I appreciated your update. I read the chapter today on arithmetic and quite enjoyed it. Honestly I found it more clear and easy to understand than the Kitchen Table Math books I had bought for the same purpose. I believe I will start my 6yo with these lessons. I like that there is a clear progression and she can go at her own pace, I like that it cuts out a bunch of the extra stuff. We've started skip counting in Horizons so I foresee that going fairly well. Anyway, I'm excited to try it out :)

[ElizaG]

ltlmrs, thanks for the updates.  I had to laugh -- we once went to an open house at a local private school, where the principal was bragging about how hard the teachers worked to teach the calendar to the pre-K class.   They just kept hammering it in each day during circle time.   He was really proud of how it gave his school an edge over the others.   

 

There's an article on the folly of that approach here:  "Calendar Time for Young Children:  Good Intentions Gone Awry" (PDF) 

 

Their suggestions are probably unnecessary for a homeschooling family who often have conversations about time, and have a calendar on the wall, but I did like the idea of the guessing games.  :001_smile:

[arliemaria]

I am reading this thread with much interest.  I just found it and look forward to reading the full text recommended in the begining.  Someone asked at one point about a book that would help the parent think about how to teach the numbers through 20.  There is a vintage math program that does just that.  It is oral and uses pictures that look like dominoes to help explain concepts.  Just an interesting addition.  It also teaches ALL operations as you learn the number.  There is some slate work at the bottom but that could easily be adjusted to meet the needs of your child. 

 

Again, I know that her whole point is to not use a text book but if as the parent you are interested in examples of how to teach the concepts around each number this might be helpful. 

 

Thanks for finding this great older book. I can't wait to read more about poetry memorization too! 

 

I am looking at this book along with some of the other vintage math texts I peruse often.  I am planning on starting a math notebook soon.  I might have my son add the slate work to his notebook after he has solved it with manipulatives, etc.  I have debated teaching all operations for a while, but even my singapore math 1B we are in has multiplication.  So I should bite the bullet and teach it.

 

What else would you recommend to include in a primary math notebook?  I know in EFL she recommends starting the notebook when they can count by 2s, 3s, 4s, and perhaps 5s.  My son can count by 2s and 5s.  Would it hurt to go ahead and write those out in his notebook?

[arliemaria]

Have any of you discussed other topics of EFL instruction?  I just read her spelling chapter.  I would love to discuss this.  Perhaps a new thread?

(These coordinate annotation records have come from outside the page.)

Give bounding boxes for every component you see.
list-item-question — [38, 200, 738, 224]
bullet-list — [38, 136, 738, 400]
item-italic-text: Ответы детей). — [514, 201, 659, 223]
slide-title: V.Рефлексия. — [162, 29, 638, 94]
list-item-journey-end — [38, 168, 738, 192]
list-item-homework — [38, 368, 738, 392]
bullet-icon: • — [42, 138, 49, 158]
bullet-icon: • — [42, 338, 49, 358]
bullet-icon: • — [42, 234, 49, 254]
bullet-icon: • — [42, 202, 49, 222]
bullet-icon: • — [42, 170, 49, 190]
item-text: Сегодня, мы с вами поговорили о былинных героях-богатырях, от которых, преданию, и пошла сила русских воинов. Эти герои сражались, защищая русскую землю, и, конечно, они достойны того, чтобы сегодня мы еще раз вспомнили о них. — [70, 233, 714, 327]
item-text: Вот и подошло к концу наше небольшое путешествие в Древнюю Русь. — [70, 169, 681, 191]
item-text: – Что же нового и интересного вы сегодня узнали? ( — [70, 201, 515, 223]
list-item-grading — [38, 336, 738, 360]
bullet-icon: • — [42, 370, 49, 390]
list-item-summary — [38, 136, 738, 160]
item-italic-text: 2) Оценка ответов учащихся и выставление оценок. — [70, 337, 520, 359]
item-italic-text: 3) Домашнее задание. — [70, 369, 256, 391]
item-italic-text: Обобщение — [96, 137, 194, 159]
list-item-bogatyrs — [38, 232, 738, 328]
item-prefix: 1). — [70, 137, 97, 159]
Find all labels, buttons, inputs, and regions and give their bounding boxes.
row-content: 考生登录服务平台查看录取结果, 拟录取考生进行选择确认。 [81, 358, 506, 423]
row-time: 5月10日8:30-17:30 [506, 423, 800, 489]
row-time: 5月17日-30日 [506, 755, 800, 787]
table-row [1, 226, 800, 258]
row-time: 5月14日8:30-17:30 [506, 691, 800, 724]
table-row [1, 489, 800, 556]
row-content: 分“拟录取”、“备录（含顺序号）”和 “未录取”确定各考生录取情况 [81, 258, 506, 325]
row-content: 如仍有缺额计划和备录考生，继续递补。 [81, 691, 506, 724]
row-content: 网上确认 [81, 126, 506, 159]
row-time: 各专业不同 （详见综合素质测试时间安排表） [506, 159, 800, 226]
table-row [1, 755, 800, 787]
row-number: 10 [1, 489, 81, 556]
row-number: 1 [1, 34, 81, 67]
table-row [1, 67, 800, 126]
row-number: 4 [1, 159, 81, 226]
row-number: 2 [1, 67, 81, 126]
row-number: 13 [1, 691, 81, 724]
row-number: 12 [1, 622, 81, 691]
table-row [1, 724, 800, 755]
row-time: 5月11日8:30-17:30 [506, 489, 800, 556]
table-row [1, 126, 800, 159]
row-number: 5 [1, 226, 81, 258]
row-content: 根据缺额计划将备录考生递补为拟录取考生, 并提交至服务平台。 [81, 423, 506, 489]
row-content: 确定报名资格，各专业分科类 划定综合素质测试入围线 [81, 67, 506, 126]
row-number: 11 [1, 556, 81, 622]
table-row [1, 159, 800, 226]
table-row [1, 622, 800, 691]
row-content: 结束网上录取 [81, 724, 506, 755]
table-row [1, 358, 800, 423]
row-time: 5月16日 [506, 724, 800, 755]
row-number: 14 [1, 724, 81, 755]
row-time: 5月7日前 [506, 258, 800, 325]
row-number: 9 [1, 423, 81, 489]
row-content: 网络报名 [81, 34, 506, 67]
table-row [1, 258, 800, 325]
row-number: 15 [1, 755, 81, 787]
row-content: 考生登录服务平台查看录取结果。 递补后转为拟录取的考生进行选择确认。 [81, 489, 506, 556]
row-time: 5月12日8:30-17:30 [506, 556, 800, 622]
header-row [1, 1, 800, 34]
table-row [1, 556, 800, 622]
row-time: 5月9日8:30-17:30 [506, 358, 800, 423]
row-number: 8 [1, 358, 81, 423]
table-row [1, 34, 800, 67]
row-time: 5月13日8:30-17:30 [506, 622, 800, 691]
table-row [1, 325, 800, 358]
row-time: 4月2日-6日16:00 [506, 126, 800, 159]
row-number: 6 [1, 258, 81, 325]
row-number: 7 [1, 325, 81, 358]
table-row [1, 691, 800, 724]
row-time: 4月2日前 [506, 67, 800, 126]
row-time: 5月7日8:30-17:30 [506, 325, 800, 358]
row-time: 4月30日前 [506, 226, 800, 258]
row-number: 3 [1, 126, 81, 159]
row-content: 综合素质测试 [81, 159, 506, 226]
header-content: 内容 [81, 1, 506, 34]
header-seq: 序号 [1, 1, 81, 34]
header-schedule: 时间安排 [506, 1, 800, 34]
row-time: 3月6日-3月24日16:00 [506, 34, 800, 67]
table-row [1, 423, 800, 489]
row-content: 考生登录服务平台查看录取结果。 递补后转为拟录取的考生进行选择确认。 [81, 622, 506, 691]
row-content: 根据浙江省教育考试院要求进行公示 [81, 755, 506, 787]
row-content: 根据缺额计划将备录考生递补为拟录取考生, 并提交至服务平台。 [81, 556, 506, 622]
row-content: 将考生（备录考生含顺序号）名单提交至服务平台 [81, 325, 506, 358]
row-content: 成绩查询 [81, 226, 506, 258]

Edited May 7, 2016 by arliemaria

[beka87]

I'm enjoying learning about EFL and her methods.  I've read a good bit of both BL and ECatH.  I also read the three linked articles in the very first thread.  I'm still having trouble picturing a day in life, so to speak, especially in Arithmetic.  Any chance one of you ladies using her methods could walk me through a lesson (or a whole day, over on thread number 2)?  Thank you!

[Jenn in CA]

I haven't read the whole thread, but does anyone else think EFL reminds you a LOT of Charlotte Mason? I'd be interested if anyone's compared the two.